Posted 12 June 2014
Hands up who doesn’t eat farmed food, own a pet or go to the pub? Not many people, we’d bet. And that is exactly why the work of Harper Adams University matters to everyone.
Our world is your world. Our focus is on a secure, sustainable food supply, for not just the current population but future generations. We aim to help shape and support rural businesses, and continue to develop fresh, new talent for the agri-food industries that need it.
Through our animals and business courses, our remit widens beyond food, but still impacts on everyday lives. And the work is not just conducted by academic staff. Every student conducts a research project in their final year. Here’s a small sample of projects from the 2014 graduands, who are already thinking about how their careers – and their ideas - will benefit society.
Can microbreweries save our village pubs?
“My project title was ‘Possible business and market trajectories for new UK microbreweries’. This investigation was important not only to the occasional pub-goer but to society as a whole. The pub has formed a central hub to most villages and is highly-entwined in British history and culture. Against the backdrop of 11,000 pub closures since 2010, microbrewery numbers have climbed to more than 1,300 since 1970 from just 100. They are small businesses, many of which are dedicated to the revival of and support of what once was the Great British Pub.”
Robert Simpson, BSc (Hons) Rural Enterprise and Land Management
Market opportunities for UK-grown fruit
“My dissertation looked at the market opportunities for UK grown fruit. With rising issues surrounding sustainability, it focused on the impact supermarkets have, and whether this has had an influence on consumer perceptions. I concluded that customer would prefer to have access to more local produce with shorter supply chains, and do not mind if fruit is blemished or irregular. I believe it is an important topic given how much food is wasted as a result of tight specifications.
Anna Bird, BSc (Hons) Food, Nutrition and Well-being
Are obese dogs more likely to get dementia?
“I investigated whether obesity affected cognitive dysfunction - dementia - in dogs. This is really important to dog owners, because dogs are starting to live longer and signs of dementia are being recognised more often. This can cause a breakdown in the human-pet bond. Further investigation is required into methods to reduce cases of this disease, to help to educate pet owners and hopefully prevent this process occurring.”
Kayleigh Bale, BSc (Hons) Veterinary Nursing and Practice Management
Is offal was a viable human food stuff in the UK today?
“Meat demand is rising and while trying to meet this demand, the world's resources, such as water and land, are being put under immense strain. Offal could therefore be a more sustainable, higher nutritional alternative and use the entire animal with less waste. It also serves as a high-quality low-cost meat option for families on a tight food budget.

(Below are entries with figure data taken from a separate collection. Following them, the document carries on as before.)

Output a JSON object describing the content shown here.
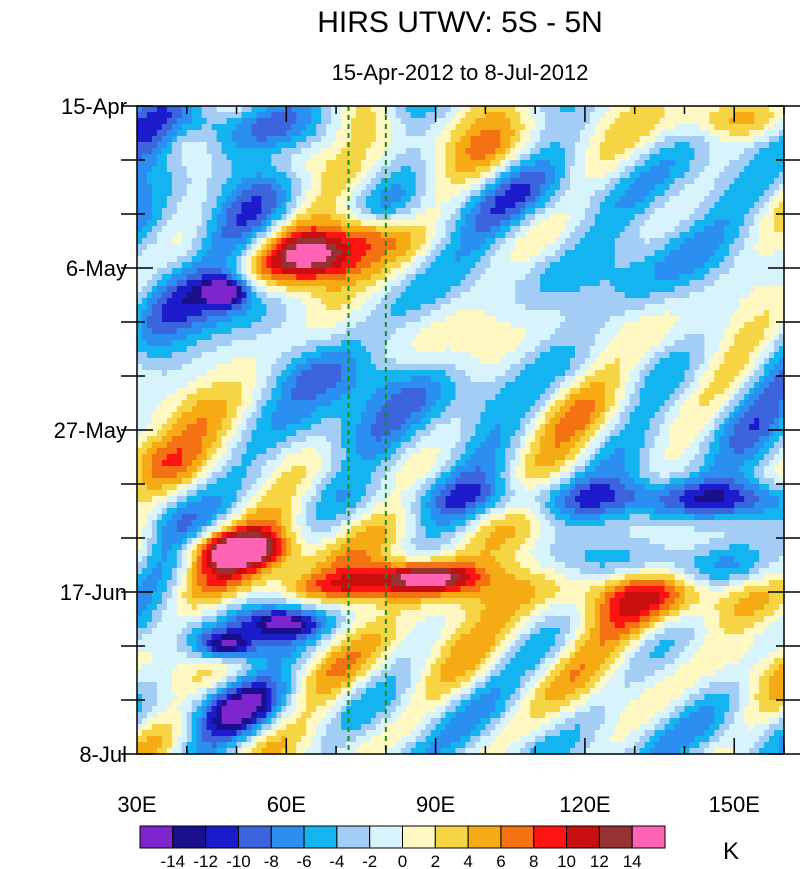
{
  "chart_data": {
    "type": "heatmap",
    "title": "HIRS UTWV: 5S - 5N",
    "subtitle": "15-Apr-2012 to 8-Jul-2012",
    "xlabel": "",
    "ylabel": "",
    "x_range": [
      30,
      160
    ],
    "y_range_days": [
      0,
      84
    ],
    "x_ticks": [
      {
        "value": 30,
        "label": "30E"
      },
      {
        "value": 60,
        "label": "60E"
      },
      {
        "value": 90,
        "label": "90E"
      },
      {
        "value": 120,
        "label": "120E"
      },
      {
        "value": 150,
        "label": "150E"
      }
    ],
    "y_ticks": [
      {
        "day": 0,
        "label": "15-Apr"
      },
      {
        "day": 21,
        "label": "6-May"
      },
      {
        "day": 42,
        "label": "27-May"
      },
      {
        "day": 63,
        "label": "17-Jun"
      },
      {
        "day": 84,
        "label": "8-Jul"
      }
    ],
    "reference_lines_lon": [
      72.5,
      80
    ],
    "reference_line_color": "#1a8a1a",
    "units": "K",
    "colorbar": {
      "levels": [
        -14,
        -12,
        -10,
        -8,
        -6,
        -4,
        -2,
        0,
        2,
        4,
        6,
        8,
        10,
        12,
        14
      ],
      "level_labels": [
        "-14",
        "-12",
        "-10",
        "-8",
        "-6",
        "-4",
        "-2",
        "0",
        "2",
        "4",
        "6",
        "8",
        "10",
        "12",
        "14"
      ],
      "colors": [
        "#7d26cd",
        "#1a0f8c",
        "#1c1ccc",
        "#3c64dc",
        "#2a8ff0",
        "#14b4f0",
        "#a3cdf5",
        "#d7f3fb",
        "#fff8c3",
        "#f6d544",
        "#f6aa14",
        "#f57214",
        "#ff1414",
        "#c80f0f",
        "#963232",
        "#ff64b4"
      ]
    },
    "features": [
      {
        "lon": 68,
        "day": 19,
        "value": 9,
        "slon": 6,
        "sday": 2.0
      },
      {
        "lon": 76,
        "day": 16.5,
        "value": 8,
        "slon": 5,
        "sday": 1.8
      },
      {
        "lon": 62,
        "day": 20.5,
        "value": 6,
        "slon": 9,
        "sday": 2.4
      },
      {
        "lon": 68,
        "day": 24,
        "value": 4,
        "slon": 6,
        "sday": 4
      },
      {
        "lon": 50,
        "day": 57.5,
        "value": 10,
        "slon": 7,
        "sday": 1.6
      },
      {
        "lon": 50,
        "day": 58,
        "value": 5,
        "slon": 16,
        "sday": 3.8
      },
      {
        "lon": 88,
        "day": 61,
        "value": 12,
        "slon": 6,
        "sday": 1.2
      },
      {
        "lon": 85,
        "day": 61.5,
        "value": 7,
        "slon": 14,
        "sday": 2.2
      },
      {
        "lon": 72,
        "day": 62.5,
        "value": 6,
        "slon": 10,
        "sday": 1.3
      },
      {
        "lon": 35,
        "day": 46,
        "value": 6,
        "slon": 6,
        "sday": 3
      },
      {
        "lon": 40,
        "day": 40,
        "value": 5,
        "slon": 8,
        "sday": 3
      },
      {
        "lon": 135,
        "day": 64,
        "value": 5,
        "slon": 20,
        "sday": 2.5
      },
      {
        "lon": 125,
        "day": 62,
        "value": 4,
        "slon": 14,
        "sday": 2
      },
      {
        "lon": 155,
        "day": 72,
        "value": 4,
        "slon": 8,
        "sday": 3
      },
      {
        "lon": 110,
        "day": 74,
        "value": 3,
        "slon": 20,
        "sday": 3
      },
      {
        "lon": 75,
        "day": 72,
        "value": 2,
        "slon": 20,
        "sday": 4
      },
      {
        "lon": 60,
        "day": 7,
        "value": 4,
        "slon": 5,
        "sday": 2
      },
      {
        "lon": 40,
        "day": 5,
        "value": 4,
        "slon": 4,
        "sday": 2
      },
      {
        "lon": 77,
        "day": 2,
        "value": 3,
        "slon": 4,
        "sday": 2
      },
      {
        "lon": 105,
        "day": 6,
        "value": 3,
        "slon": 10,
        "sday": 3
      },
      {
        "lon": 150,
        "day": 2,
        "value": 4,
        "slon": 7,
        "sday": 1.5
      },
      {
        "lon": 100,
        "day": 44,
        "value": 2,
        "slon": 10,
        "sday": 4
      },
      {
        "lon": 140,
        "day": 30,
        "value": 2,
        "slon": 12,
        "sday": 3
      },
      {
        "lon": 112,
        "day": 38,
        "value": 2,
        "slon": 10,
        "sday": 3
      },
      {
        "lon": 48,
        "day": 24,
        "value": -11,
        "slon": 3,
        "sday": 1.2
      },
      {
        "lon": 48,
        "day": 25,
        "value": -7,
        "slon": 9,
        "sday": 3
      },
      {
        "lon": 48,
        "day": 70,
        "value": -11,
        "slon": 4,
        "sday": 1.2
      },
      {
        "lon": 60,
        "day": 67,
        "value": -10,
        "slon": 5,
        "sday": 1.2
      },
      {
        "lon": 52,
        "day": 68.5,
        "value": -7,
        "slon": 12,
        "sday": 2.5
      },
      {
        "lon": 50,
        "day": 78,
        "value": -8,
        "slon": 10,
        "sday": 2.5
      },
      {
        "lon": 48,
        "day": 3,
        "value": -7,
        "slon": 12,
        "sday": 3
      },
      {
        "lon": 44,
        "day": 10,
        "value": -6,
        "slon": 10,
        "sday": 4
      },
      {
        "lon": 65,
        "day": 34,
        "value": -6,
        "slon": 10,
        "sday": 3
      },
      {
        "lon": 80,
        "day": 43,
        "value": -6,
        "slon": 14,
        "sday": 3
      },
      {
        "lon": 90,
        "day": 38,
        "value": -6,
        "slon": 10,
        "sday": 3
      },
      {
        "lon": 120,
        "day": 51,
        "value": -7,
        "slon": 25,
        "sday": 2
      },
      {
        "lon": 150,
        "day": 51,
        "value": -8,
        "slon": 12,
        "sday": 2
      },
      {
        "lon": 140,
        "day": 60,
        "value": -6,
        "slon": 12,
        "sday": 2
      },
      {
        "lon": 33,
        "day": 22,
        "value": -6,
        "slon": 5,
        "sday": 8
      },
      {
        "lon": 36,
        "day": 54,
        "value": -5,
        "slon": 5,
        "sday": 5
      },
      {
        "lon": 100,
        "day": 80,
        "value": -4,
        "slon": 15,
        "sday": 4
      },
      {
        "lon": 150,
        "day": 80,
        "value": -4,
        "slon": 10,
        "sday": 4
      },
      {
        "lon": 130,
        "day": 22,
        "value": -3,
        "slon": 25,
        "sday": 6
      },
      {
        "lon": 115,
        "day": 12,
        "value": -4,
        "slon": 12,
        "sday": 3
      },
      {
        "lon": 150,
        "day": 40,
        "value": -4,
        "slon": 10,
        "sday": 4
      },
      {
        "lon": 92,
        "day": 14,
        "value": -3,
        "slon": 8,
        "sday": 3
      },
      {
        "lon": 140,
        "day": 10,
        "value": -2,
        "slon": 12,
        "sday": 4
      }
    ]
  }
}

Heather Clarke, BSc (Hons) Food, Nutrition and Well-being
Raising awareness of plants poisonous to cats
“For my dissertation I researched the awareness of veterinary nurses and of pet owners of plants toxic to cats. I found that veterinary clients often did not know what actions to take if they suspected their cat had eaten something poisonous. I also found that veterinary nurses were unaware of the Veterinary Information Poison Information Service; a phone service that gives advice on poisonous substances. This topic is important because if appropriate treatment is not given, cats can die or be left with long-term problems including renal failure.”

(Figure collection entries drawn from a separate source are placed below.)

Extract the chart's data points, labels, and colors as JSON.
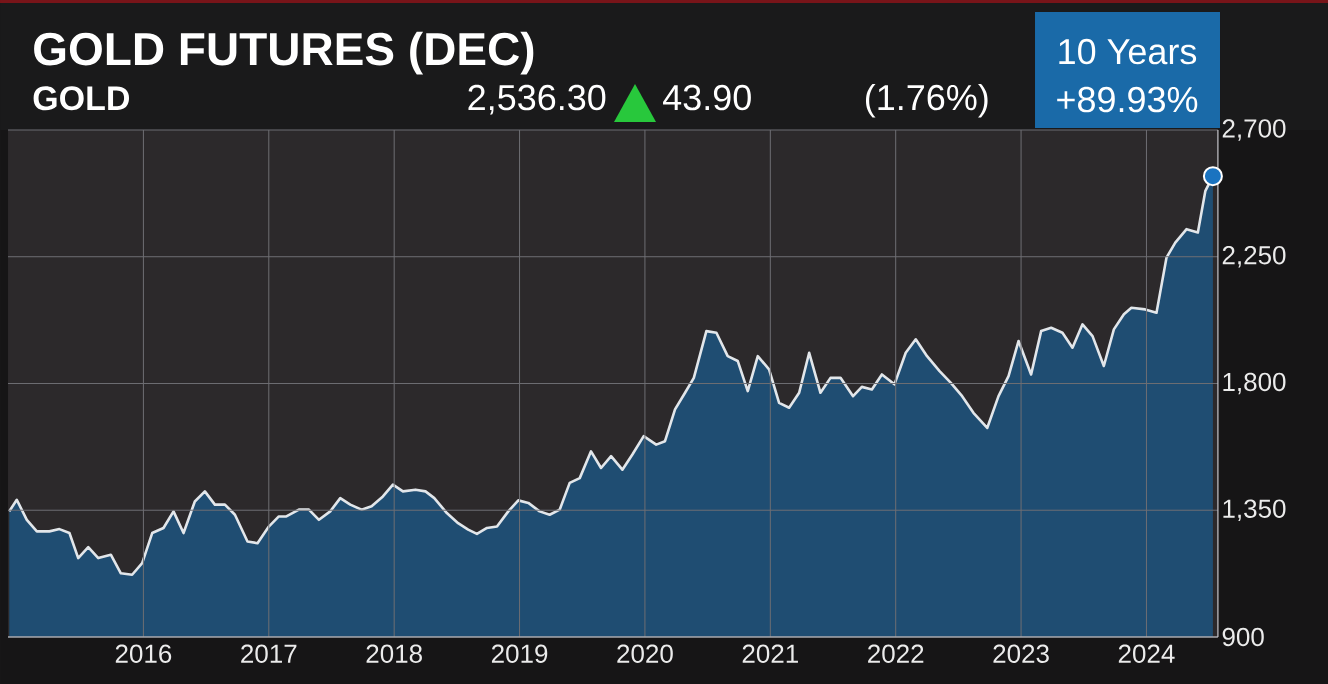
{
  "chart_data": {
    "type": "area",
    "title": "GOLD FUTURES (DEC)",
    "subtitle": "GOLD",
    "annotations": [
      "2,536.30",
      "43.90",
      "(1.76%)",
      "10 Years",
      "+89.93%"
    ],
    "x": [
      2014.93,
      2014.99,
      2015.07,
      2015.15,
      2015.25,
      2015.33,
      2015.41,
      2015.48,
      2015.56,
      2015.64,
      2015.74,
      2015.82,
      2015.91,
      2015.99,
      2016.07,
      2016.16,
      2016.24,
      2016.32,
      2016.41,
      2016.49,
      2016.57,
      2016.65,
      2016.73,
      2016.83,
      2016.91,
      2017.0,
      2017.08,
      2017.14,
      2017.24,
      2017.32,
      2017.4,
      2017.49,
      2017.57,
      2017.65,
      2017.74,
      2017.82,
      2017.91,
      2017.99,
      2018.07,
      2018.17,
      2018.25,
      2018.32,
      2018.42,
      2018.51,
      2018.59,
      2018.66,
      2018.74,
      2018.82,
      2018.91,
      2018.99,
      2019.07,
      2019.16,
      2019.24,
      2019.32,
      2019.4,
      2019.48,
      2019.57,
      2019.65,
      2019.73,
      2019.82,
      2019.9,
      2019.99,
      2020.09,
      2020.16,
      2020.24,
      2020.32,
      2020.39,
      2020.49,
      2020.57,
      2020.66,
      2020.74,
      2020.82,
      2020.9,
      2020.99,
      2021.07,
      2021.15,
      2021.23,
      2021.31,
      2021.4,
      2021.48,
      2021.56,
      2021.66,
      2021.73,
      2021.81,
      2021.89,
      2021.99,
      2022.08,
      2022.16,
      2022.25,
      2022.35,
      2022.44,
      2022.53,
      2022.62,
      2022.73,
      2022.82,
      2022.9,
      2022.98,
      2023.08,
      2023.16,
      2023.24,
      2023.33,
      2023.41,
      2023.49,
      2023.57,
      2023.66,
      2023.74,
      2023.82,
      2023.88,
      2023.99,
      2024.08,
      2024.16,
      2024.23,
      2024.32,
      2024.41,
      2024.47,
      2024.53
    ],
    "series": [
      {
        "color": "#1f4d72",
        "values": [
          1346,
          1387,
          1316,
          1275,
          1275,
          1283,
          1269,
          1180,
          1219,
          1180,
          1192,
          1126,
          1121,
          1162,
          1269,
          1287,
          1346,
          1269,
          1381,
          1417,
          1370,
          1370,
          1334,
          1239,
          1233,
          1292,
          1328,
          1328,
          1352,
          1352,
          1316,
          1346,
          1393,
          1370,
          1352,
          1364,
          1399,
          1441,
          1417,
          1423,
          1417,
          1393,
          1340,
          1304,
          1281,
          1266,
          1287,
          1292,
          1346,
          1385,
          1376,
          1346,
          1334,
          1352,
          1447,
          1464,
          1559,
          1500,
          1542,
          1494,
          1548,
          1613,
          1583,
          1595,
          1708,
          1767,
          1820,
          1986,
          1980,
          1897,
          1880,
          1773,
          1897,
          1850,
          1731,
          1714,
          1767,
          1909,
          1767,
          1820,
          1820,
          1755,
          1788,
          1779,
          1832,
          1797,
          1909,
          1957,
          1897,
          1844,
          1802,
          1755,
          1696,
          1642,
          1755,
          1826,
          1951,
          1832,
          1986,
          1998,
          1980,
          1927,
          2010,
          1968,
          1862,
          1992,
          2046,
          2069,
          2063,
          2051,
          2247,
          2300,
          2348,
          2336,
          2484,
          2536
        ]
      }
    ],
    "xlim": [
      2014.92,
      2024.57
    ],
    "ylim": [
      900,
      2700
    ],
    "xticks": [
      2016,
      2017,
      2018,
      2019,
      2020,
      2021,
      2022,
      2023,
      2024
    ],
    "yticks": [
      {
        "value": 900,
        "label": "900"
      },
      {
        "value": 1350,
        "label": "1,350"
      },
      {
        "value": 1800,
        "label": "1,800"
      },
      {
        "value": 2250,
        "label": "2,250"
      },
      {
        "value": 2700,
        "label": "2,700"
      }
    ],
    "grid": true
  }
}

Beth Chipperfield, BSc (Hons) Veterinary Nursing and Practice Management.
Creating a gluten-free alternative to a market-leading cake bar.

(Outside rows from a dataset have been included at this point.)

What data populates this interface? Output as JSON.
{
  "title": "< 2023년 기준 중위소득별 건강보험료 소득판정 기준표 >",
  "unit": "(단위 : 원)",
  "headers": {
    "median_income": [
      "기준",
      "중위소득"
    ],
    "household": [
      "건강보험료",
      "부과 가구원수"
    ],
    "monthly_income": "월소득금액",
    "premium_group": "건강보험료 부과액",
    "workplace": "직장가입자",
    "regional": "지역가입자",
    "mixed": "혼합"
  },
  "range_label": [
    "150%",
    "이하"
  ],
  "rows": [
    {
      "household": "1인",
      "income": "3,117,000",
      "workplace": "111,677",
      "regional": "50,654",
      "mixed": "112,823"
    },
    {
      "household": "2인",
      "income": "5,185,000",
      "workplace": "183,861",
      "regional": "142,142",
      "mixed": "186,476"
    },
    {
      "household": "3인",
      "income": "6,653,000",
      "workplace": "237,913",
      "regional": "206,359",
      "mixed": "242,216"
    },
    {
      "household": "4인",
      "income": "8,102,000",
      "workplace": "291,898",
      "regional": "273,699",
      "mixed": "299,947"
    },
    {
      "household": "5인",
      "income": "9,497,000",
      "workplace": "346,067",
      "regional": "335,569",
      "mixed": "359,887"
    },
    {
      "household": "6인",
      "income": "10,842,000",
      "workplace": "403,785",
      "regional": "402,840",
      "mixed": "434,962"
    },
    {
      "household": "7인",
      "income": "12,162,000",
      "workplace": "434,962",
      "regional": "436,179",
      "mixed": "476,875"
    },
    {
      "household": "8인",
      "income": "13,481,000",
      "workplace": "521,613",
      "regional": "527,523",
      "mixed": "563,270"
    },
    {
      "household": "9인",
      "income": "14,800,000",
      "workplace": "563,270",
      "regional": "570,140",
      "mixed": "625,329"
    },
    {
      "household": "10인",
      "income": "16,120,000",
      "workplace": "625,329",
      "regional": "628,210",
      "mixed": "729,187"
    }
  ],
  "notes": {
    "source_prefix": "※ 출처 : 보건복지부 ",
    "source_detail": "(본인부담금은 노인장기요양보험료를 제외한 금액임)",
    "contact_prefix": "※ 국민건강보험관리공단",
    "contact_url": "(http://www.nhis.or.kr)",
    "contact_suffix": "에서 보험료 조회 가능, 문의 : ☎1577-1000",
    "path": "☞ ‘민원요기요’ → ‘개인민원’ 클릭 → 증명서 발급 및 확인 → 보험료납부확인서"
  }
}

“For my Dissertation I developed a gluten-free angel slice cake bar based on an existing non-gluten-free market leader. In the UK there are more people being medically diagnosed with Coeliac Disease, as well as an increasing number of people who are choosing to follow the gluten-free diet as a lifestyle choice. Supermarkets have become more accepting towards this growing trend and now stock a range of gluten-free foods; however more variety is needed.”
Holly Jones, BSc (Hons) Food and Consumer Studies.